Le football africain a vécu l’une des heures les plus sombres de son histoire. Ce qui devait être une célébration du talent continental s’est transformé en un simulacre de justice. En retirant au Sénégal son titre de champion d’Afrique acquis de haute lutte (1-0) pour l’attribuer au Maroc sur un « tapis vert » administratif (3-0), la Commission d’appel de la CAF vient de commettre un acte qui dépasse le cadre du simple litige sportif : c’est une estocade portée à l’éthique et à l’équité.
Le verdict de l’absurde
Comment justifier qu’un match arrivé à son terme, dont le résultat a été homologué par l’arbitre central et le trophée remis officiellement, puisse être inversé deux mois plus tard dans le secret d’un bureau ? L’argument de l’ »abandon de terrain » ne tient pas la route. Une protestation de quinze minutes, suivie d’une reprise du jeu et d’une fin de match régulière, ne constitue pas un abandon. C’est un incident de jeu, certes regrettable, mais purgé par le retour des joueurs sur la pelouse.

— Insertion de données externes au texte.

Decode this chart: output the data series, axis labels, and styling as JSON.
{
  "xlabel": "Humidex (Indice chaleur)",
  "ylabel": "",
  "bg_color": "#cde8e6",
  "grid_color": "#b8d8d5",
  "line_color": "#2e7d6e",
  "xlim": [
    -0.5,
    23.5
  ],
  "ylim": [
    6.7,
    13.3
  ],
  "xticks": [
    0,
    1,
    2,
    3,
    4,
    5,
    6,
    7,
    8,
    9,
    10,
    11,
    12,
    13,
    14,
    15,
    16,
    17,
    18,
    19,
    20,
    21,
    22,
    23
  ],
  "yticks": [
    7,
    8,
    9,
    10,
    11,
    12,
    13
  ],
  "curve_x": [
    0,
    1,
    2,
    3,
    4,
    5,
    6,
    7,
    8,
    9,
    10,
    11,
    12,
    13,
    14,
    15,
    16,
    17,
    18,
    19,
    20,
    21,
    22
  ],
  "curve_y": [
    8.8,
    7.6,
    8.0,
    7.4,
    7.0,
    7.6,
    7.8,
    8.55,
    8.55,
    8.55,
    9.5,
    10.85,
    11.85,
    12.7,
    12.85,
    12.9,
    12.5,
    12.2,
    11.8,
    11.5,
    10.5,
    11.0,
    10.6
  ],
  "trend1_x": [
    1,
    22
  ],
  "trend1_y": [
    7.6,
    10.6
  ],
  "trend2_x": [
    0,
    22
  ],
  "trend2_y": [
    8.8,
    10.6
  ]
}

En choisissant la sanction maximale et disproportionnée, la CAF crée un précédent terrifiant : désormais, les matchs ne se gagnent plus à la sueur du front, mais par la subtilité des procédures et le poids des influences.
L’ombre de la corruption et du partisanat
Au-delà du score, c’est le climat de cette CAN 2025 qui interroge. Entre un arbitrage perçu comme partisan et le traitement inacceptable réservé aux supporters sénégalais — persécutés, voire emprisonnés pour certains — l’organisation marocaine a laissé un goût amer. Le football, vecteur de fraternité, ne peut s’accommoder de telles méthodes. La lutte contre la corruption, prônée par l’Union africaine et les Nations unies, semble s’être arrêtée aux portes des instances de la CAF.
Le TAS, dernier rempart de la crédibilité
Le Sénégal n’a d’autre choix que de porter l’affaire devant le Tribunal arbitral du sport (TAS) à Lausanne. Il est sans doute plus outillé pour juger les faits et édifier l’opinion africaine et internationale sur les actes posés.
Ce n’est pas seulement l’honneur d’une nation qui est en jeu, mais la survie de la crédibilité du football africain à la veille de la Coupe du monde.
Si l’Afrique veut être respectée sur la scène mondiale, elle doit d’abord apprendre à respecter ses propres règles et à sanctuariser la vérité du terrain.
La CAF doit comprendre que le football n’appartient ni aux diplomates ni aux lobbyistes, mais aux joueurs et aux supporters. Rendre le trophée au Sénégal, c’est rendre au football sa dignité. Car si le tapis vert remplace définitivement le gazon, c’est l’âme même de notre sport qui s’éteint.
Ces faits mettent en lumière l’incohérence entre les discours anti-corruption (UA/ONU) et la réalité des faits.
La saisine du TAS sonne donc comme la seule issue pour rétablir la justice.
L’Afrique, dans son ensemble, a besoin de cet outil de justice internationale pour soigner son image avant le Mondial.